Политолог Фрэнсис Фукуяма внёс термин «political decay» – политический упадок. Он обозначает ситуацию, когда политические институты закостеневают и перестают отвечать новым реалиям, обычно потому, что влиятельные группы блокируют перемены. Фукуяма отмечал, что в демократических странах источником застоя часто становятся сами механизмы, призванные защищать свободу – например, чрезмерная роль судов и лоббистских групп в США привела к параличу исполнительной власти. Элитные интересы, облечённые в форму юридических ограничений или бюрократических процедур, мешают государственной машине адаптироваться и эффективно работать. В эссе «Упадок американских государственных институтов» (2013) Фукуяма писал, что «фундаментальными причинами политического упадка являются интеллектуальная косность и влияние групп элитных интересов», что присуще всем демократиям. Соединённые Штаты, по его мнению, особенно затронуты этим: система сдержек и противовесов, задуманная чтобы не дать узурпировать власть, со временем была эксплуатирована могущественными лобби и кликами, которые парализовали принятие решений. В результате правительство неспособно проводить непопулярные, но нужные реформы, законы тонут в бесконечных согласованиях, а доверие народа падает – признаки «институционального склероза». Этот диагноз созвучен выводу Михельса: хорошие институты могут деградировать, если элиты научились искусно их контролировать и имитировать демократию без реального обновления.
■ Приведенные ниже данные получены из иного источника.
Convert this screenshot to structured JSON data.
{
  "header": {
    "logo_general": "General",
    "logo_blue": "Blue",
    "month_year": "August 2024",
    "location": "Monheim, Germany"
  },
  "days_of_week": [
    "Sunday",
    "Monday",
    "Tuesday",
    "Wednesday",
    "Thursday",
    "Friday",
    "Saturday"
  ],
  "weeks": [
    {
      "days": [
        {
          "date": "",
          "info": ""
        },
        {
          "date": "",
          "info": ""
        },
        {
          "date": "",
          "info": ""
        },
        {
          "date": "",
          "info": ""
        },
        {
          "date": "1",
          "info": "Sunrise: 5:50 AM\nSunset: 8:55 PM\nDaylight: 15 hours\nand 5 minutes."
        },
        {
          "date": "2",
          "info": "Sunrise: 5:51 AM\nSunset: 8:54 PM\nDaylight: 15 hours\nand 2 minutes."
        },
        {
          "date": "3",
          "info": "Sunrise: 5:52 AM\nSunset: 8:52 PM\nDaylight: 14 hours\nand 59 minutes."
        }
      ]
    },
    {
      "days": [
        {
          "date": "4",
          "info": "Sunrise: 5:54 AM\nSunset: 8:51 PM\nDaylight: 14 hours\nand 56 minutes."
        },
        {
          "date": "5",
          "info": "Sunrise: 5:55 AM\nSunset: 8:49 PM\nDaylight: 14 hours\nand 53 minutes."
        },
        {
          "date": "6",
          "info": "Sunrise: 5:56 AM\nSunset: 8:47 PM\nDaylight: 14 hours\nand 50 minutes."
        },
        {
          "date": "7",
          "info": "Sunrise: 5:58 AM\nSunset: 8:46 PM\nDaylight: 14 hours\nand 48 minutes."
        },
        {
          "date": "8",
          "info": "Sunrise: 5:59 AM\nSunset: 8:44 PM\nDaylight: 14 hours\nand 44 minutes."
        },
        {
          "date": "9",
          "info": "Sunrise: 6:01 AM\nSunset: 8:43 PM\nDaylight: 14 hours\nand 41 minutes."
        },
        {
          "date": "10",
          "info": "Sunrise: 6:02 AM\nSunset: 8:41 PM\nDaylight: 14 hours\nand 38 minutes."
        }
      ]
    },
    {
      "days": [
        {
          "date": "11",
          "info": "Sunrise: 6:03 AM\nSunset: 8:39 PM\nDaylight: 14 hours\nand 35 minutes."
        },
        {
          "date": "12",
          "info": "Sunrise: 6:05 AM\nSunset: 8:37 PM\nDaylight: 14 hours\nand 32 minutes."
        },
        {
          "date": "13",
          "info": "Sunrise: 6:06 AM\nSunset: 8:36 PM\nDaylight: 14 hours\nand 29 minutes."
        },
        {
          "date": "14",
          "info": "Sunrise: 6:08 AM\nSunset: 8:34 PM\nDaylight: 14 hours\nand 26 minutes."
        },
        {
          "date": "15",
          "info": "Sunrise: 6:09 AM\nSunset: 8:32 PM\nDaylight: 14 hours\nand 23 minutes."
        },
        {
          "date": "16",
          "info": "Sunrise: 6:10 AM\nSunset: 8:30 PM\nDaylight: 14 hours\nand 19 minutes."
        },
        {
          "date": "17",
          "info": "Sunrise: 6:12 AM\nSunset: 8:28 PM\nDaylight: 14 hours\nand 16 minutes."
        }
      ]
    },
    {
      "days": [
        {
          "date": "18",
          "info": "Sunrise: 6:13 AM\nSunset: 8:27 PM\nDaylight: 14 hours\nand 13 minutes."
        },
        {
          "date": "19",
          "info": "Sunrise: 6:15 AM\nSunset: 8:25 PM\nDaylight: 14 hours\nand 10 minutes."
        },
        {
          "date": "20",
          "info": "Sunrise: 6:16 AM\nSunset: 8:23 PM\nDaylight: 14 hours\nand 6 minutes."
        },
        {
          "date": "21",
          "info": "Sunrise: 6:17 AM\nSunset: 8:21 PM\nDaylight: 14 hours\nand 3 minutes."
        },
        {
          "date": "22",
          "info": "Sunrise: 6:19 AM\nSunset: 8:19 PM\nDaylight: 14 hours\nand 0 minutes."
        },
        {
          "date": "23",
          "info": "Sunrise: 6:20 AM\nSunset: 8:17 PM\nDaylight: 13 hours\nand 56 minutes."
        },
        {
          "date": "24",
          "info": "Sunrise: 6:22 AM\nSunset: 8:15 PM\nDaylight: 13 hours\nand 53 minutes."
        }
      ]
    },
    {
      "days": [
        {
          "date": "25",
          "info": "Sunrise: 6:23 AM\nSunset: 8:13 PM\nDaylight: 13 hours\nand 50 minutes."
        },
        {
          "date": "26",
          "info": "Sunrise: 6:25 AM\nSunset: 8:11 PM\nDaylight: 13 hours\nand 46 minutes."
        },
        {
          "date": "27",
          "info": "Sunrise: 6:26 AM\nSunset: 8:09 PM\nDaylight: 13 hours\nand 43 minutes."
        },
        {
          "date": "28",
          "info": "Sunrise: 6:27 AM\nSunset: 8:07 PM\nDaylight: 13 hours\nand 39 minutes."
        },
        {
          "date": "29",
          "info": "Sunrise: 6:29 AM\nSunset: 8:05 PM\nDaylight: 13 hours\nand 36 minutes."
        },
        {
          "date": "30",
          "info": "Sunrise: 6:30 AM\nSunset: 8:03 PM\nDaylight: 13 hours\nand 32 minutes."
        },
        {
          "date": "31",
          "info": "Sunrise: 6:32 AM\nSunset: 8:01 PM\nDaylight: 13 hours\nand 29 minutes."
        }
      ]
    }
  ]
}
Наконец, одна из громких тем последнего десятилетия – влияние растущего неравенства на политику. Французский экономист Томас Пикетти показал, что в развитых странах капиталы и доходы верхушки концентрируются с темпом, обгоняющим общий рост экономики. Без вмешательства (налогов, социальных реформ) это ведёт к реставрации общества «наследственных состояний» – patrimonial capitalism, где богатство и власть передаются по наследству, как в XIX веке. В его интерпретации, рынок сам по себе ведёт к олигархии: деньги генерируют ещё большие деньги (рента, проценты, дивиденды), и постепенно сверхбогачи не только богатеют, но и срастаются с политической властью, покупая влияние, финансируя партии, двигая выгодные законы. Экономическое неравенство перерождается в политическое: у богатейших появляется ресурс продвигать свои интересы, в то время как массы теряют реальный голос. Так демократия тихо дрейфует к олигархии.
Американские исследователи Мартин Гиленз и Бенджамин Пейдж в 2014 году наделали шума эмпирическим подтверждением этих опасений. В их большом исследовании влияния разных групп на политику США прозвучал вывод: рядовые граждане практически не влияют на госрешения – реальную погоду делают богатые и организованные интересы. Они проанализировали почти 1800 вопросов политики и выяснили: если некая реформа не выгодна элите или бизнес-лобби, то шансы её воплощения ничтожны, даже если большинство избирателей «за». «Когда мнения большинства расходятся с предпочтениями экономической элиты, выигрывает элита», отмечают авторы. Конечно, речь не о формальном упразднении выборов – институты демократии в США на месте, – но содержательно власть сместилась к узкому кругу обеспеченных групп, чьи деньги и сети влияния определяют политику. Авторы сухо заключают: «если законы диктуются богатыми организациями и горсткой состоятельных граждан, заявка Америки на звание демократического общества находится под серьёзной угрозой».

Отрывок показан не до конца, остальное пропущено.